You may have seen the recent news about a man losing an entire city’s personal data including tax and banking information after a night out, presumably the data loss did not help his headache once he realised what had happened.
This is far from a unique incident though, Freedom of Information (FOI) requests are often made to UK Government bodies with telling results, devices go missing all the time.
(National Archives 1 / National Archives 2)
If devices are being regularly lost and stolen from public sector entities, it is almost certain that the same is happening across the private sector. This is a major concern for several reasons, many organisations do not have a robust data loss prevention strategy meaning that a lost laptop or USB stick could lead to a significant data loss and even fines and reputational damage.
Clearly this is a problem that affects almost any organisation, thankfully there are a number of steps that can be taken to assist in securing devices and data to help ensure that, if physical devices get lost or stolen the data contained therein is kept safe and away from prying eyes.
Disallow USB Storage Devices
An important aspect of limiting risk is simply to remove features that are not necessary for the business, especially if they could pose a risk of data theft.
Removing support for USB storage devices is a simple and effective way to significantly lower the risk of data being lost or stolen.

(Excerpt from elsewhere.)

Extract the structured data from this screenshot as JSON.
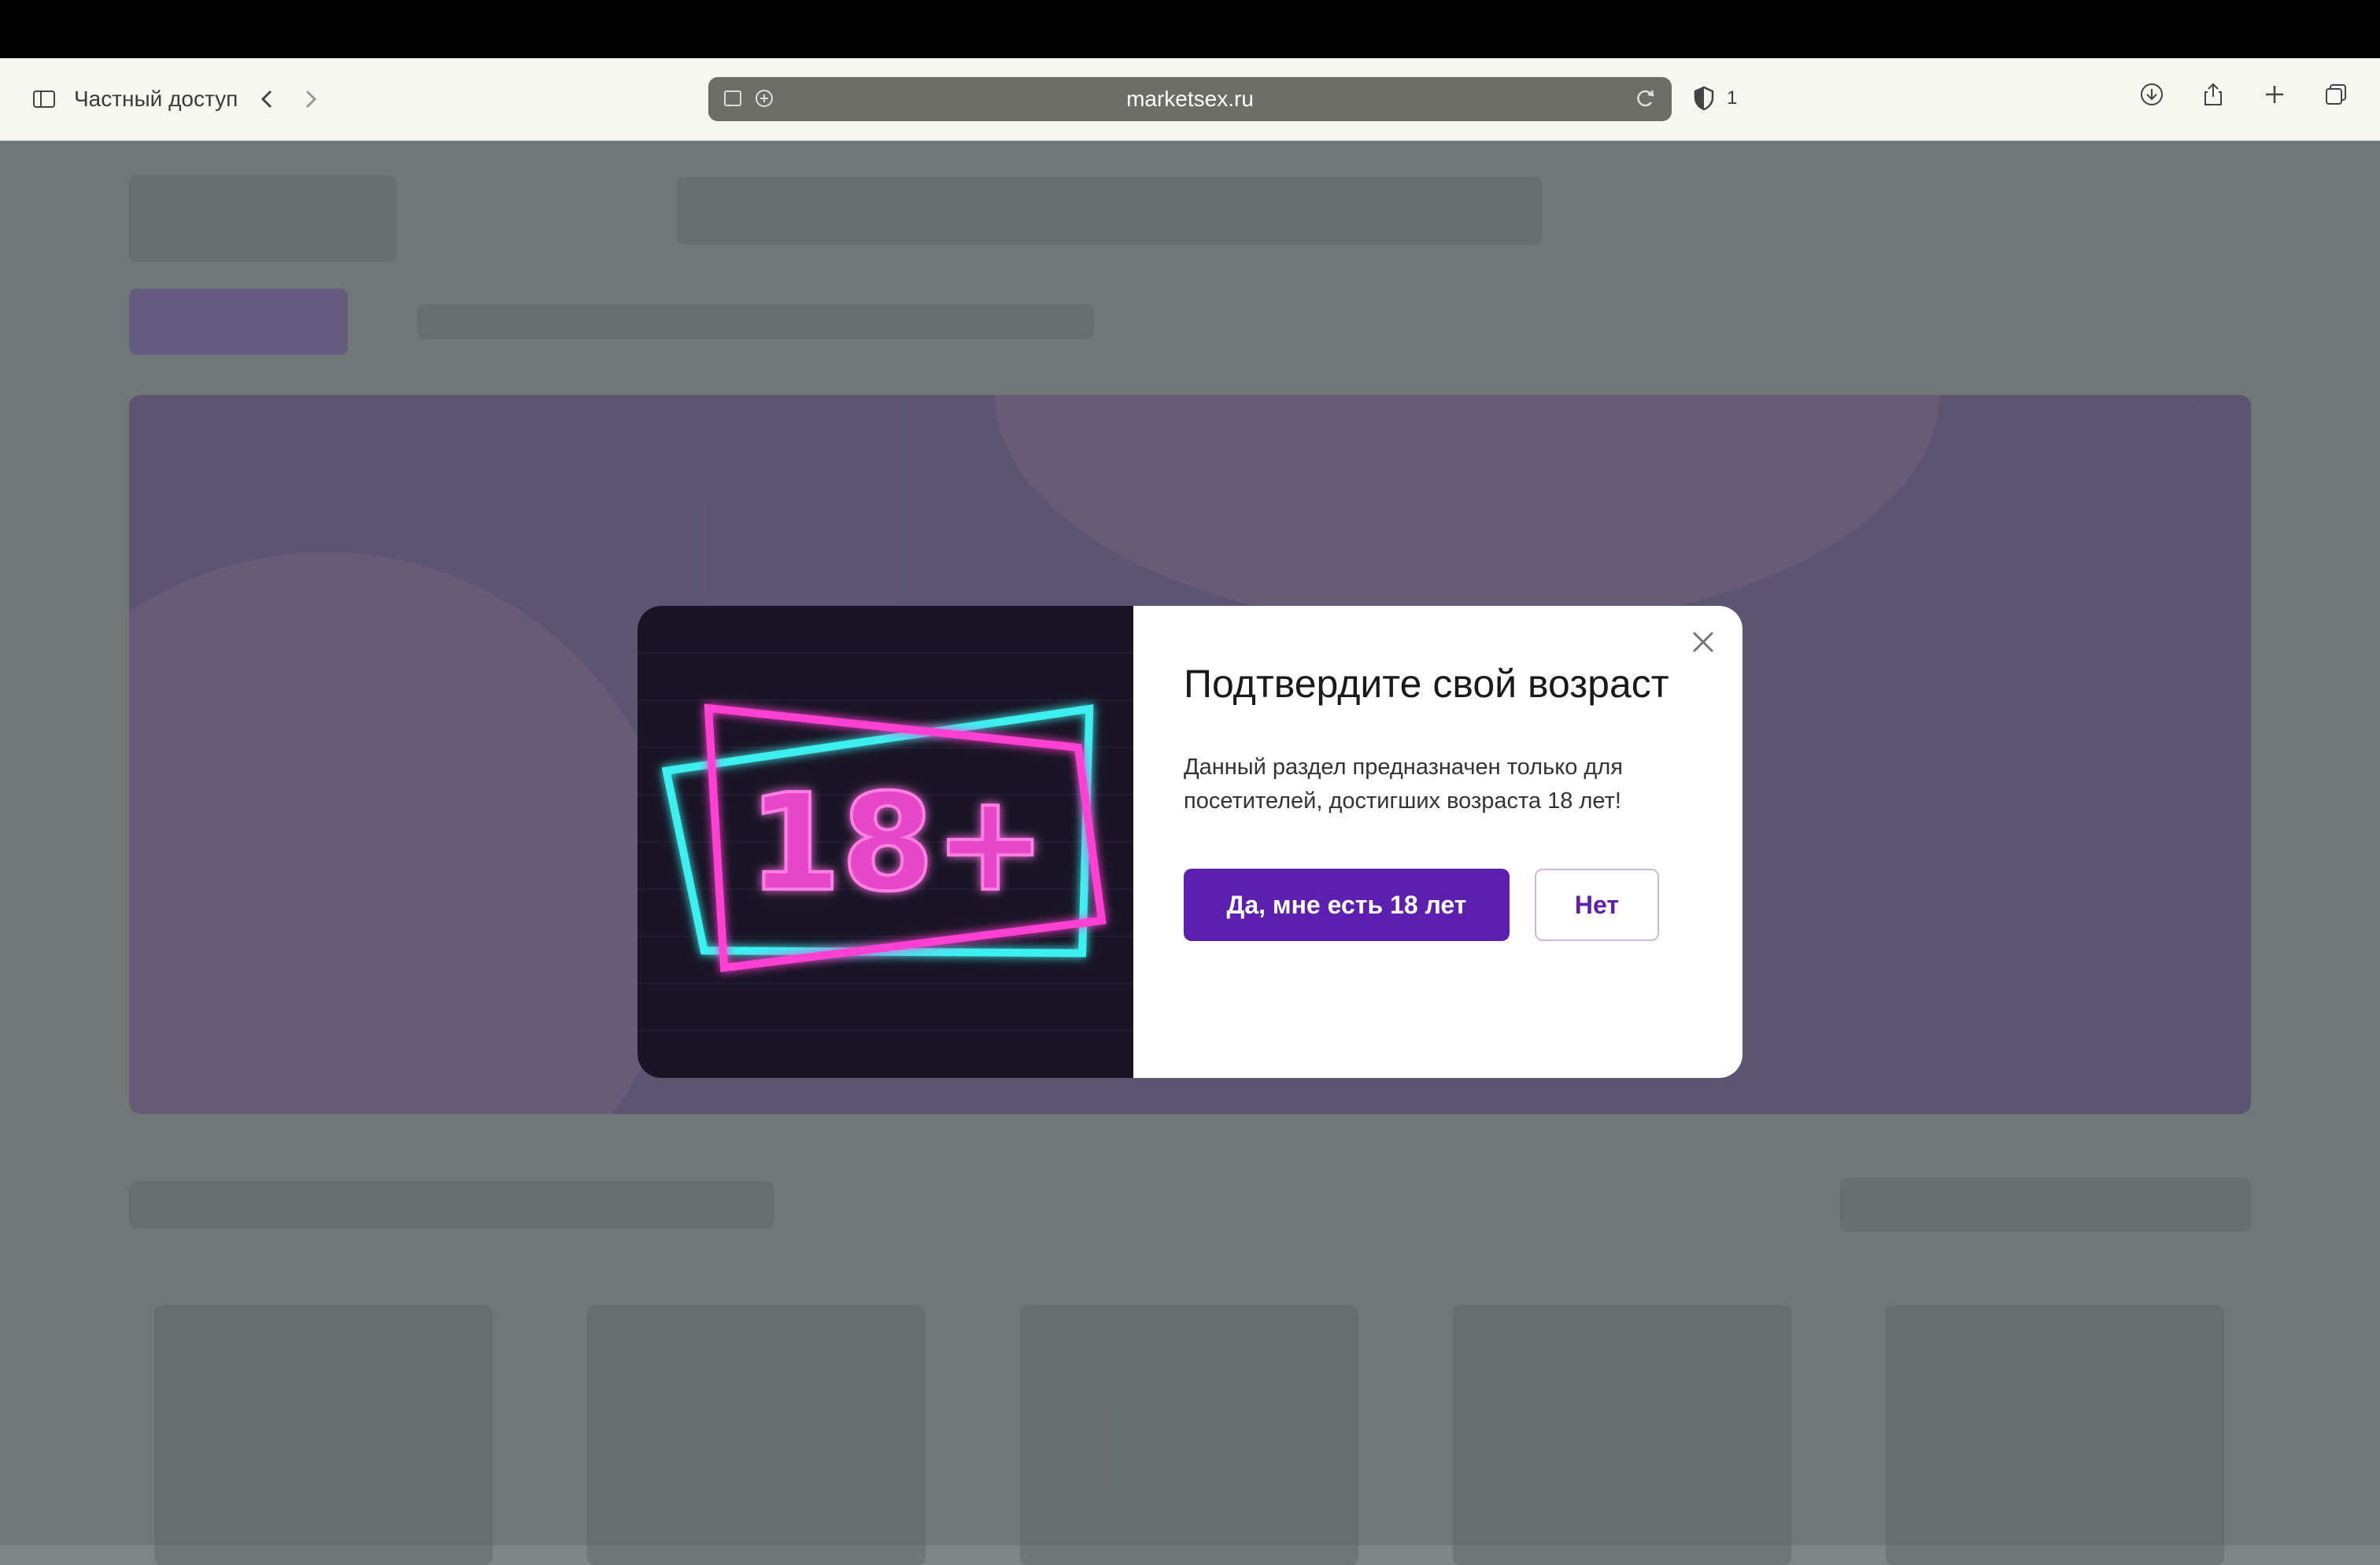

The increased adoption of cloud-based file sharing also helps to ensure that removable media is less necessary than it was a few years ago meaning the impact to most businesses of removing access to USB sticks would be minimal.
There is an added bonus to preventing the use of USB storage too, ‘USB Drop Attacks’ are an effective social engineering technique whereby an attacker adds a malicious payload to USB sticks and drops them around the target organisation’s location in order to hopefully coerce a legitimate user to plug the device in (perhaps by adding a label like “Salary Info 2022”).
Preventing users from using USB storage devices neatly side-steps this risk (on corporate devices at least) since any malicious USB stick cannot be used.
USB Storage Encryption
Assuming it’s not possible to completely eradicate the use of removable USB storage in your organisation, at the very least it is imperative to ensure that any corporate data is encrypted using a strong encryption algorithm and, just as importantly, a strong password (read more about creating strong passwords).
Microsoft’s Bitlocker provides an easy and effective way of encrypting removable USB media as well as FDE (Full Disk Encryption) on laptops.
One thing to note is that it will take a while for the disk to encrypt, do not remove the device during the process or any data risks being lost permanently; it is generally considered to be a good idea to back-up any data prior to implementing the encryption anyway.
Laptop Full Disk Encryption
Using FDE on all corporate devices is a must, again Bitlocker can be used for this in the same way as above or from Group Policy in a corporate environment.
The relevant GPO configuration can be found here:
Computer Configuration > Administrative Templates > Windows Components > BitLocker Drive Encryption > Operating System Drives.
Ensuring that all corporate devices are using strong encryption with good credentials could prevent sensitive data from ending up in the wrong hands if a corporate device were to go missing.
Device Hardening
As we have already discussed, ensuring that data is encrypted is absolutely essential but what if a device is powered on and decrypted when it goes missing?
In a situation like this the security of the operating system and the user’s credentials are the last line of defence.
By default, operating systems are rarely configured in their most secure state in order to allow for legacy integrations and to help keep the user experience as smooth as possible; ensuring that all corporate devices are hardened against attack helps to make sure that data is kept secure.
Backups
In addition to the threat of sensitive data being leaked there is an additional problem of simply losing access to any data stored on a lost/stolen device.
Ensuring that regular back-ups are taken or switching to a cloud-based working environment can help to ensure that, even if a device gets lost or stolen, access to any valuable data held on the device is not lost and the business can continue to operate as normal.
User Education
This is likely the most obvious but also often the most overlooked aspect of all, ensuring that staff take good care of corporate devices is key. Human factors play a major role in the vast majority of cyber security compromises and breaches. Providing training to staff members to help ensure that they understand the risks of taking corporate devices or data into a public setting can help to ensure that corporate data is kept safe.